Des ressortissants des provinces du Maniema, du Nord-Kivu et du Sud-Kivu ont annoncé, mercredi 4 mars à Kinshasa, la tenue prochaine du Conclave du Grand-Kivu. L’annonce a été faite au cours d’un échange avec les médias de la capitale congolaise.
Prévu du 9 au 11 mars 2026 à Kinshasa, ce conclave réunira des décideurs politiques, des leaders communautaires, des acteurs économiques, des représentants de la société civile, des experts ainsi que des membres de la diaspora autour des enjeux liés à l’avenir du Grand-Kivu.
Organisée sous le thème : « Unité, paix et développement durable pour le Grand Kivu », cette rencontre se veut un cadre « stratégique », d’échanges, de concertation et de formulation de recommandations pour renforcer « la stabilité, la cohésion sociale et le développement socio-économique» dans les provinces du Nord-Kivu, du Sud-Kivu et du Maniema.
Membre de l’équipe du comité d’organisation et modérateur principal du conclave, l’abbé Jean-Marc Bosco Bahala a précisé les objectifs poursuivis.

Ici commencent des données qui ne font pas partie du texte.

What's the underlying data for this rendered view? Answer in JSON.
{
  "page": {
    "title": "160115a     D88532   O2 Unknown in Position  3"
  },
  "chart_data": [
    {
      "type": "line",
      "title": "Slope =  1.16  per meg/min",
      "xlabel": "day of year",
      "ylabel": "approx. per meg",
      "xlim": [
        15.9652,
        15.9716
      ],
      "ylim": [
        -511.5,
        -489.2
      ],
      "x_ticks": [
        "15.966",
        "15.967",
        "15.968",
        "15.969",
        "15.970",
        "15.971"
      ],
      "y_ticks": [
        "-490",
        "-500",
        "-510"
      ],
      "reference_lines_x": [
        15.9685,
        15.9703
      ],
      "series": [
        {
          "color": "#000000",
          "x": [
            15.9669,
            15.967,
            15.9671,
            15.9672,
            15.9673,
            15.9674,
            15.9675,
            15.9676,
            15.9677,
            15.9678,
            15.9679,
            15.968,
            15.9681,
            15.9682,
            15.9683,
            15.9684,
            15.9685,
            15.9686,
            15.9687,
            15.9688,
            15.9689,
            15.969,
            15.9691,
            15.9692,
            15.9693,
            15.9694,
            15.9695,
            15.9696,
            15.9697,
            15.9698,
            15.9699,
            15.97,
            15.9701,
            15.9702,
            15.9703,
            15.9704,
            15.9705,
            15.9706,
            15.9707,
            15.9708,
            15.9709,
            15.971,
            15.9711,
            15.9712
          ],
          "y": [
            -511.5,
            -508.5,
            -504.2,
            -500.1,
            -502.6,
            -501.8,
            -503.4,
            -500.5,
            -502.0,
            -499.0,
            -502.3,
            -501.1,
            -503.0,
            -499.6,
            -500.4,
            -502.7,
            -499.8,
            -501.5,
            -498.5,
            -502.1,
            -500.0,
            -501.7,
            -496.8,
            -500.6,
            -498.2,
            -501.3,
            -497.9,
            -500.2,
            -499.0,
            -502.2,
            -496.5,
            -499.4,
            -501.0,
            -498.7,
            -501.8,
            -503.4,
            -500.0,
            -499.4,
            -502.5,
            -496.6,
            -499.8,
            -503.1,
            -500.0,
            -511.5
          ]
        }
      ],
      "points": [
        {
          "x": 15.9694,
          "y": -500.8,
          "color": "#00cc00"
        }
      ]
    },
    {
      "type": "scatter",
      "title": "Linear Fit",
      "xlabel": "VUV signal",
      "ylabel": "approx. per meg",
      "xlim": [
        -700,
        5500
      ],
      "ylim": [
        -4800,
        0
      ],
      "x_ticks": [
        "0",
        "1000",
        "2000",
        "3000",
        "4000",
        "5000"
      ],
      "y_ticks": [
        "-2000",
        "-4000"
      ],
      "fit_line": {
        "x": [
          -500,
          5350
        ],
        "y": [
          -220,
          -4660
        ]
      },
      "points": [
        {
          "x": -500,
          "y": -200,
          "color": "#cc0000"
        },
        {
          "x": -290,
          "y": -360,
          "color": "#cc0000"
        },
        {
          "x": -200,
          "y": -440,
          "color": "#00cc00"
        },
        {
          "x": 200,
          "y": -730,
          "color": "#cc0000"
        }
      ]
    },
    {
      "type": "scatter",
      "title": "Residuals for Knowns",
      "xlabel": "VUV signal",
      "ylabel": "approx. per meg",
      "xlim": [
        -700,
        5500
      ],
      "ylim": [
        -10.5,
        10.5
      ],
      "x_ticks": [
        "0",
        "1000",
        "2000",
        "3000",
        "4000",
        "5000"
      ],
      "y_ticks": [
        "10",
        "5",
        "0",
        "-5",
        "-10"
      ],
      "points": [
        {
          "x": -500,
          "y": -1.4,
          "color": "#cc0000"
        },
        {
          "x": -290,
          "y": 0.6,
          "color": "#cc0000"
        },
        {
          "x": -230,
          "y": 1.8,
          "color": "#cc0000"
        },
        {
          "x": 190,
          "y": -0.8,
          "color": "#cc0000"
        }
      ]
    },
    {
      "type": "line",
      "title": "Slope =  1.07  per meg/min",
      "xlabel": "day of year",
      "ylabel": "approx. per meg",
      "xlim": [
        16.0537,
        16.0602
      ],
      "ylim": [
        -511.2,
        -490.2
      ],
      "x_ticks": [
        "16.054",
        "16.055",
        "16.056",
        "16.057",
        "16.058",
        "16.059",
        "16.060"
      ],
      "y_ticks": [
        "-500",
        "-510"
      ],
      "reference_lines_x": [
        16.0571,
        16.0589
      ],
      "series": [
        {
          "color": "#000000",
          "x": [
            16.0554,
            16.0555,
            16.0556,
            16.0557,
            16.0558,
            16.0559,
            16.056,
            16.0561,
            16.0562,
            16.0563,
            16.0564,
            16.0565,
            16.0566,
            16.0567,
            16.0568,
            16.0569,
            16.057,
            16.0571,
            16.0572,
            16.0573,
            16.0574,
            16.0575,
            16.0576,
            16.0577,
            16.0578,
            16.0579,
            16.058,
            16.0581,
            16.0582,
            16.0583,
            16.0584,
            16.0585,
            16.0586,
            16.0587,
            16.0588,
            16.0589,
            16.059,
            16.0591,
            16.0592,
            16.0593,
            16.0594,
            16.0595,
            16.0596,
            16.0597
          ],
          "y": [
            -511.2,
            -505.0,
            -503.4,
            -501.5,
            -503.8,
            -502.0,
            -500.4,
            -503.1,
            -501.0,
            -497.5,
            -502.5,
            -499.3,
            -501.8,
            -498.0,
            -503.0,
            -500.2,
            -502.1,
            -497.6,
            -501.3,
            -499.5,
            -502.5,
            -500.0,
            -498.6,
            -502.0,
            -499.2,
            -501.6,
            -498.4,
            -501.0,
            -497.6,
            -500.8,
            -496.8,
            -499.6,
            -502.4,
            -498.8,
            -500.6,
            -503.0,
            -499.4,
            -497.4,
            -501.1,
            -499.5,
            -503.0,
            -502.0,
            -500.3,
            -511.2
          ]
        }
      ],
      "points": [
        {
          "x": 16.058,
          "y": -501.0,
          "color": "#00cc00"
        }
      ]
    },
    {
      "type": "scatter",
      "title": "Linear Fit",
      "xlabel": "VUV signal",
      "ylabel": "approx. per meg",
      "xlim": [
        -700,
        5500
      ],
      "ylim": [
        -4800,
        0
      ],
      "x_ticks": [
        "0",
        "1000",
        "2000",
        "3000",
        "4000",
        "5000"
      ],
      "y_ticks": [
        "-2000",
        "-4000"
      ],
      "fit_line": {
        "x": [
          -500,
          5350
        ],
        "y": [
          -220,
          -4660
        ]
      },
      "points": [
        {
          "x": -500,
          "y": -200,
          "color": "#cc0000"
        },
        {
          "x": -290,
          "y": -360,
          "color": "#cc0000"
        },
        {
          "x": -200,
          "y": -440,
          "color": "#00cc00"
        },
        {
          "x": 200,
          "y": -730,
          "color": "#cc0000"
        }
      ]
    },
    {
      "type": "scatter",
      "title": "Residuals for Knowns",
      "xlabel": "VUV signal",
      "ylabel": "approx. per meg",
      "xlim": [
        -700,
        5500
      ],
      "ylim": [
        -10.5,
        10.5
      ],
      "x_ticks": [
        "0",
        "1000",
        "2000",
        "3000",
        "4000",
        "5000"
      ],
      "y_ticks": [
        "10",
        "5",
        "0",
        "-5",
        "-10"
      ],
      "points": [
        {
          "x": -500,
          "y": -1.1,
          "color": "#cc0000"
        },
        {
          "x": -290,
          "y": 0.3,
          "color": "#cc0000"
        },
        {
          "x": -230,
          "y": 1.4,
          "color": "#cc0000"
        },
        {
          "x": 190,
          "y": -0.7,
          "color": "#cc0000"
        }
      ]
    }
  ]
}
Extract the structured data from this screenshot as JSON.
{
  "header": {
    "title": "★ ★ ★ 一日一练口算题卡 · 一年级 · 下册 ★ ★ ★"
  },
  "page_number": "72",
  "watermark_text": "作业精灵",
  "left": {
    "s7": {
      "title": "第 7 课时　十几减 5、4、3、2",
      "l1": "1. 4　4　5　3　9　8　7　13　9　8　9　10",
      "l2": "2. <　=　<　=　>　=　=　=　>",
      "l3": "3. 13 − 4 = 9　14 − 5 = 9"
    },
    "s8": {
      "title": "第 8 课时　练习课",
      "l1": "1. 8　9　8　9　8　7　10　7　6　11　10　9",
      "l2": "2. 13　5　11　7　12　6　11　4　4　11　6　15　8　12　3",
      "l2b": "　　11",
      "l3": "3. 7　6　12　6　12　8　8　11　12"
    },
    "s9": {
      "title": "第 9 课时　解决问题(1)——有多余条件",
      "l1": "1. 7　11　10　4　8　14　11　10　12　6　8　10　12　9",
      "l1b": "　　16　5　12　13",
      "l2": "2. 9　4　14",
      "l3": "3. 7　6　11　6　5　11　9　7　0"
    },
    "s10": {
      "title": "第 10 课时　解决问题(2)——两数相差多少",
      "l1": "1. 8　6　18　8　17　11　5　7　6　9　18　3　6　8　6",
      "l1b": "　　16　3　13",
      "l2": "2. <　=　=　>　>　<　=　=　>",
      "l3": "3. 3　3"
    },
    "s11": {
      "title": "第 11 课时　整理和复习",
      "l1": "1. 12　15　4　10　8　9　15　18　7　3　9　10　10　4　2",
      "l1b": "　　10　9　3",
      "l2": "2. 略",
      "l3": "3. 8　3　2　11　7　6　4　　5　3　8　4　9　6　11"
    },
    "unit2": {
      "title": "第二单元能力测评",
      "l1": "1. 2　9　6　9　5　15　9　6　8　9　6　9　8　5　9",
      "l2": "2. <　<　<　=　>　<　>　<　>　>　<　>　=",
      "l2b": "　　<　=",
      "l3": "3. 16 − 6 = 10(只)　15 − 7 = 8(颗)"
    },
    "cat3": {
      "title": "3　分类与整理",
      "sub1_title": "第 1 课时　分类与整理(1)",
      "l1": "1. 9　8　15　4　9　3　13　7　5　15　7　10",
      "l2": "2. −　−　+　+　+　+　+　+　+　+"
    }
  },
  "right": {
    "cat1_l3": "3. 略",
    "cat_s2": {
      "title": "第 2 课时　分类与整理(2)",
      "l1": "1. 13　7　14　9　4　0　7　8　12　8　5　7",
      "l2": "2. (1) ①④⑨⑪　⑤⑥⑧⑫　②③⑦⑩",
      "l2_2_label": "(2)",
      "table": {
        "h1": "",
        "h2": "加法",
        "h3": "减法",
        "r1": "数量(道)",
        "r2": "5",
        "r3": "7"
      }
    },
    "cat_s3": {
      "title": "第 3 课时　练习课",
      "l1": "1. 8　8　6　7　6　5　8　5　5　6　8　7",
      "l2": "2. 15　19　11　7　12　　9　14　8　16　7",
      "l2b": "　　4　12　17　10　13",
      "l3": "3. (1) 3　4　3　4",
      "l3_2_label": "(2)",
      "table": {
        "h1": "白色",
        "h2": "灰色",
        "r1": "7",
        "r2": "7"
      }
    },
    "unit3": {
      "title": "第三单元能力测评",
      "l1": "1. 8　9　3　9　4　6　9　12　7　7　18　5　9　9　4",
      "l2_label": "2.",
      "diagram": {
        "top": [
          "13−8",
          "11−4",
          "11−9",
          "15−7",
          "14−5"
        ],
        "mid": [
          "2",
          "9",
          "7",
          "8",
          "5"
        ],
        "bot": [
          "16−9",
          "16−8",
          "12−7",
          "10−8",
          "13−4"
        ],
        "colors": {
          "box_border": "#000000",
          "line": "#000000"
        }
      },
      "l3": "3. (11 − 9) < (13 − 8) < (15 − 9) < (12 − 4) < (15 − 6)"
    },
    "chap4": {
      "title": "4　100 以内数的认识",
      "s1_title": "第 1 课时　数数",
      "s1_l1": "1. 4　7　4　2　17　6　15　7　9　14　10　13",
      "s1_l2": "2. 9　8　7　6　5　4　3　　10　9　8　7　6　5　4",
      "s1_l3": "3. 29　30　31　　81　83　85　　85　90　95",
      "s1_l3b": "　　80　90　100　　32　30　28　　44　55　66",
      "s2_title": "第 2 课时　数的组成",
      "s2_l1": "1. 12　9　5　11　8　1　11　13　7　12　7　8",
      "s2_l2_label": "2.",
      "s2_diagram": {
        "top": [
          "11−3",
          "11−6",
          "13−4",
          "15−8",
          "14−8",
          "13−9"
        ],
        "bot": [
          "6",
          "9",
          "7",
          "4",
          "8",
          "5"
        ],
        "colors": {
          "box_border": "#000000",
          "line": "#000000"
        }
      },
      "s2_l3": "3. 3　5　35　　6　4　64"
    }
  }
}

« Un accent particulier sera mis sur l'appropriation nationale et communautaire des accords de Washington, considérés comme un levier important dans la dynamique de stabilisation et de consolidation de la paix. Le conclave entend favoriser une compréhension partagée de ces accords, encourager leur vulgarisation auprès des populations concernées et réfléchir aux mécanismes concrets de leur mise en œuvre effective au niveau local. L'objectif est de transformer les engagements diplomatiques en actions tangibles au bénéfice des communautés du Grand Kivu », a-t-il déclaré.
Il a également expliqué le choix de Kinshasa pour la tenue de ces assises.
« Nous, membres de la société civile du Grand Kivu, avons voulu organiser à Kinshasa, au siège des institutions, une rencontre citoyenne pour l’approbation des Accords de Washington et pour l’appropriation du processus de paix par nos populations des provinces qui sont actuellement victimes de l’agression : le Nord-Kivu, le Sud-Kivu et le Maniema. Nous voulions poser ce geste dans la capitale, où se trouvent les institutions du pays, le gouvernement ainsi que les représentations diplomatiques. Nous voulions porter la voix de cette population, qu’elle dise comment elle a accueilli ces accords et quel contenu elle souhaite leur donner pour son bonheur et le retour de la paix dans l’Est », a-t-il indiqué.
De son côté, le président provisoire du conclave, Léon Watangabo, a affirmé que le moment est venu de mettre fin à la crise qui affecte la partie Est du pays, où des milliers d’habitants ont quitté leurs villages à cause de la guerre. Il a appelé les Congolais ayant pris les armes à « se rétracter et à demander pardon, afin d’affaiblir l’agression rwandaise en cette période où la balance internationale penche en faveur de la RDC ».
Selon les organisateurs, la journée du 9 mars 2026 sera consacrée aux formalités administratives, notamment l’inscription des participants, l’identification officielle ainsi que la validation des mandats et accréditations.
Les travaux proprement dits débuteront le 10 mars et se poursuivront jusqu’au 11 mars 2026. Au programme figurent des panels thématiques sur la paix et la sécurité, des ateliers consacrés à la gouvernance et au développement économique, des sessions dédiées à l’entrepreneuriat des jeunes et des femmes ainsi que des discussions stratégiques avec des partenaires techniques et financiers.
À l’issue des assises, les participants entendent produire une déclaration finale assortie de recommandations et d’une feuille de route destinée à accompagner les autorités et les partenaires dans les efforts de paix, de cohésion sociale et de développement durable dans le Grand-Kivu.